Włożył rękę do kieszeni i wyjął pełną garść małych, cętkowanych muszelek mōmō, które zagrzechotały mu w dłoni.

– A w kieszeniach – muszle porcelanek.

Przez chwilę szli w milczeniu.

– I co dalej z kapłankami nūru, Adamie? Ciągle pilnują starych rytuałów i składają ofiary pradawnym bogom Okinawy?

– Japońskie rządy na Okinawie ingerowały we wszystko, co było częścią tutejszej tożsamości narodowej. Znaczenie nūru i samego pierwotnego, lokalnego kultu malało, bo jeszcze w średniowieczu pojawiły się buddyzm i chiński konfucjanizm, w końcu wszystko się pewnie wymieszało. Ale ciągle były święte gaje i ich kapłanki. W końcu w dziewiętnastym wieku marionetkowy już król i jego najwyższa kapłanka zaprzestali pielgrzymek do utaki. Bogowie umarli. Narodowe japońskie shintō pochłonęło okinawską religię, kapłanki zostały zarejestrowane w państwowych księgach, straciły protekcję władzy. Czytałem, że nūru być może ciągle istnieją, nawet te z arystokratycznych, królewskich linii. Teraz wiemy to na pewno. Nasze spotkanie coś pewnie znaczy, a już szczególnie te prezenty, bo nie wierzę, że to tylko podziękowanie za wtarganie ciężarów. Nabi nie chce nam nic więcej powiedzieć, pozostaje tylko czekać, co z tego wszystkiego wyniknie.

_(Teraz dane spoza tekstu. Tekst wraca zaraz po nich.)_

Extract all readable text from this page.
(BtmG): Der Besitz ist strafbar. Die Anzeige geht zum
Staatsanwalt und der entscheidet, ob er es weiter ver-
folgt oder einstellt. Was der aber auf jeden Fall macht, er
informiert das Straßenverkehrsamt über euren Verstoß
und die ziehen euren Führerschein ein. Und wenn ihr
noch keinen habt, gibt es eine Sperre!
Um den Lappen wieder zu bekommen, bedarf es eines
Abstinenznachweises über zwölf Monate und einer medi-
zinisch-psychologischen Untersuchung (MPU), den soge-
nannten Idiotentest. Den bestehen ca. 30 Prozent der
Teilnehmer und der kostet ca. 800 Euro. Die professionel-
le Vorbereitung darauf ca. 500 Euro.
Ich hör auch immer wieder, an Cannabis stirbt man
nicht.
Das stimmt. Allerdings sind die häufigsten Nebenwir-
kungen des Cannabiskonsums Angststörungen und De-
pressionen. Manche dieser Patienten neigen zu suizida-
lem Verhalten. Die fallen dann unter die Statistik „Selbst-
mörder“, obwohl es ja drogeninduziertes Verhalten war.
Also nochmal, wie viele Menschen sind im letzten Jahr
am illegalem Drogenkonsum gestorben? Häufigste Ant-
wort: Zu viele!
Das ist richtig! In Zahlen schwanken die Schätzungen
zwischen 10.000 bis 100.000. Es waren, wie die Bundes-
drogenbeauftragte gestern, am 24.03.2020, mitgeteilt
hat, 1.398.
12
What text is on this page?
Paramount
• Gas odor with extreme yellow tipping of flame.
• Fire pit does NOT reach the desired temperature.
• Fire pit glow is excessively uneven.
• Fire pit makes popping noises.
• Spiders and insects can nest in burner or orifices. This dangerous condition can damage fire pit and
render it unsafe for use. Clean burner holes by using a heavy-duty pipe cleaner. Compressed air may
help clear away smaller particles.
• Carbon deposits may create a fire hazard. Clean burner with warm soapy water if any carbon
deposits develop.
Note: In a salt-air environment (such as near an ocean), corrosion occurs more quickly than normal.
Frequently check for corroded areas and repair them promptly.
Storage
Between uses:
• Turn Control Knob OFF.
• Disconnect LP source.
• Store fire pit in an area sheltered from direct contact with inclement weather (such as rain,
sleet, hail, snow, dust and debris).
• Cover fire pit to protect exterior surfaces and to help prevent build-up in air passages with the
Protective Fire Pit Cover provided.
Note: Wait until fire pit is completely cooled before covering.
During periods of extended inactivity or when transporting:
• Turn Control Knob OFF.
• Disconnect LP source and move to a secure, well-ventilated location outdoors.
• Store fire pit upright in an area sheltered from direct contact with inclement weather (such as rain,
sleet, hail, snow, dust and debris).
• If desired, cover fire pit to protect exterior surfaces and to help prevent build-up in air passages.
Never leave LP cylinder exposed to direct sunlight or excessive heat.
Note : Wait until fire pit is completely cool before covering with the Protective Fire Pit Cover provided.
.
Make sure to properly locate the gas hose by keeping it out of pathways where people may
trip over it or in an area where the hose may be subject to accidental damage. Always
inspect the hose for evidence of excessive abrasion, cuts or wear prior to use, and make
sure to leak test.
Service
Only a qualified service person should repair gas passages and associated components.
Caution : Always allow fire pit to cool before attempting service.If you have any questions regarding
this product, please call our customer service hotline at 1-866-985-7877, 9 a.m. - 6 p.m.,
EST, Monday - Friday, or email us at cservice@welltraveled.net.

– Nabi, co się dzieje z człowiekiem, który zgubi swoje mabui?

– Iua-gwā, jest wiele mabui, tak, nie jest łatwo zgubić wszystkie. Warabatā, dzieci, najłatwiej gubią mabui, tak, czasem wystarczy, że się przestraszą, a nawet kichną. Strata, strach, ucieczka, rozłąka, tak, wiele rzeczy może oderwać mabui od ciała. Ale ciało takiego ufutchu jak wy bardziej pilnuje cząstek swojego mabui, tak, dużo czasu potrzeba, żeby się zupełnie zagubić. – Nabi skończył wiązać trawę i zadowolony kontynuował odpowiedź na pytanie zatroskanej Ewy. – Chociaż lepiej nie kichać, nie, Iua-gwā. Szamanki potrafią rozpoznać, kiedy czyjeś mabui oddala się od ciała, tak, wystarczy, że spojrzą. To bardzo niebezpieczne, bo wtedy w miejsce mabui mogą wprosić się złe duchy, tak, bardzo złe. Mabui-utī, utrata mabui, to bardzo poważna sprawa, tak. Ale kaminchu wiedzą, co robić, tak, dobrze wiedzą. Jest wiele rytuałów mabui-gumi, w czasie których można zachęcić zabłąkane mabui do powrotu do ciała. Zwykle się udaje, tak, Iua-gwā.

Kijimunā oparł swój wiecheć trawy o ścianę domu stojącego na rozgałęzieniu dróg. Poszli w prawo, a za ich plecami kolejny piaskowy wir rozpadł się, uderzając w mur.

– Kusukwē – wymruczał pod nosem Nabi, obejrzawszy się przez ramię.

IVZAMEK NAGO

– Adam, dlaczego kiedy oferowałeś pomoc tej babci, to powiedziałeś to w taki skomplikowany sposób? Odebrałam twoją wypowiedź jako prośbę o pozwolenie, żebyś ty jej mógł pomóc, żeby jej ten straszny tobół na górę wtargać.

– Ona może by się nie obraziła, ale jak po japońsku oferujesz komuś pomoc, to potrzebne ci jest „sasete itadakimasu”. Jak wprost użyjesz słowa „pomóc”, to będzie co najmniej niegrzeczne, przynajmniej w większości codziennych sytuacji.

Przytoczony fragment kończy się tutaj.